Por isso, a única forma de
sobreviver é não piscar os olhos e cada um ficar olhando para o outro, até que
possam encontrar um jeito de escapar dali.
Cinema e a realidade quântica
Como a maioria da atual safra
de filmes indie de horror, há um
latente tema metalinguístico em Don’t
Blink: os personagens podem desaparecer de um segundo para outro se o
espectador piscar os olhos, assim como a passagem dos 24 fotogramas por segundo
criam a ilusão de movimento cinematográfico – alguém que estava em um fotograma
poderá não estar no próximo.
No início do século XX o
francês Georges Méliès descobriu a trucagem no cinema com a técnica de parada e
substituição – a câmera era parada, o objeto era substituído e depois o
dispositivo reiniciado. Numa passo de mágicas homens viravam mulheres, prédios
desapareciam e pessoas surgiam do nada. A sucessão de fotogramas fragmentados
criava ilusões ao transformar espaço em movimento.
Porém, realidade e cinema
ainda eram bem distintos - o real é
contínuo e análogo; o cinema e audiovisual são fragmentados em fotogramas e
frames. Por isso, é o reino da trucagem, efeitos especiais e da ilusão.
Mas, e se essa diferença
desaparecer? Principalmente depois da mecânica quântica ter comprovado que a
realidade não é assim tão analógica, aproximando-se bastante da ilusão
fragmentada do dispositivo cinematográfico: no mundo das partículas subatômicas
confrontamo-nos com paradoxos como pedaços de quantum binários tipo sim/não,
ondas pixeladas.
No mundo das micropartículas
encontramos quantum ou “pacotes” de energia, e nada é tão fluido e contínuo
como percebemos a realidade no nível macro.

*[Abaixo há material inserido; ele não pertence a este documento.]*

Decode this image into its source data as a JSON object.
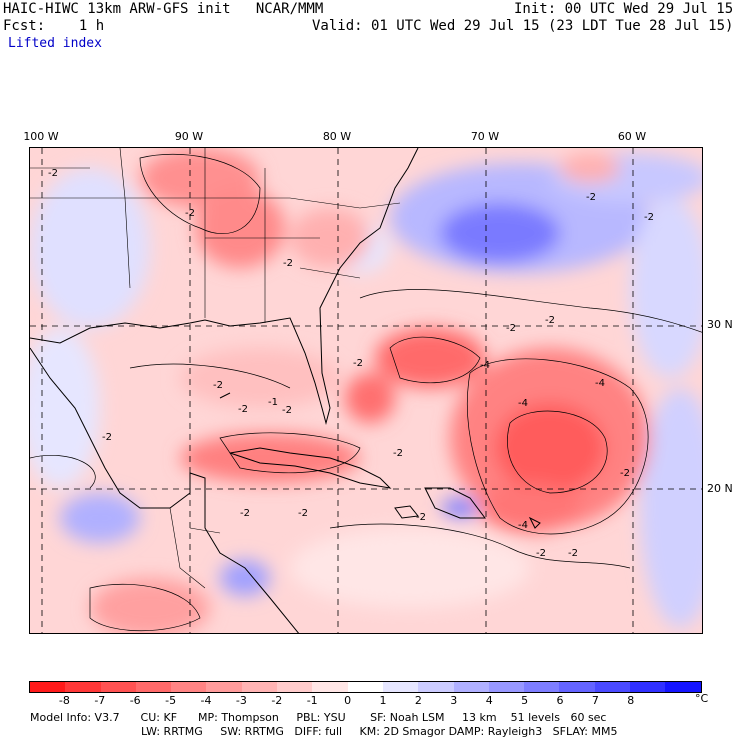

Isso abriu a possibilidade da
hipótese dos Muitos Mundos na Física Quântica (clique aqui) ou nas teorias de que o Universo é uma gigantesca
simulação de computador (clique aqui).
Desconstrução da realidade? – alerta de spoilers à frente
O vislumbre dessa
descontinuidade subatômica abre a possibilidade de descontinuidades em níveis
macro espaço-tempo e que vem inspirando a literatura e cinematografia sci fi
recente – como por exemplo Fenda no Tempo
de Stephen King, onde um avião inteiro está preso entre um segundo e outro no
tempo. Desapareceu do fluxo temporal, mas está em alguma lacuna espacial.
Essa é a mesma matriz na qual
se inspira Don’t Blink. O filme
termina de forma aberta e, para muitos críticos e espectadores, decepcionante
por não apresentar nenhuma explicação, lógica ou sobrenatural, sobre os 90
minutos de mistérios. Mas o leitor observará algumas pistas que apontam para
algum tipo de experiência (governamental?) que fugiu ao controle. Algum tipo de
experiência de desconstrução do tecido espaço/tempo que chamamos por realidade.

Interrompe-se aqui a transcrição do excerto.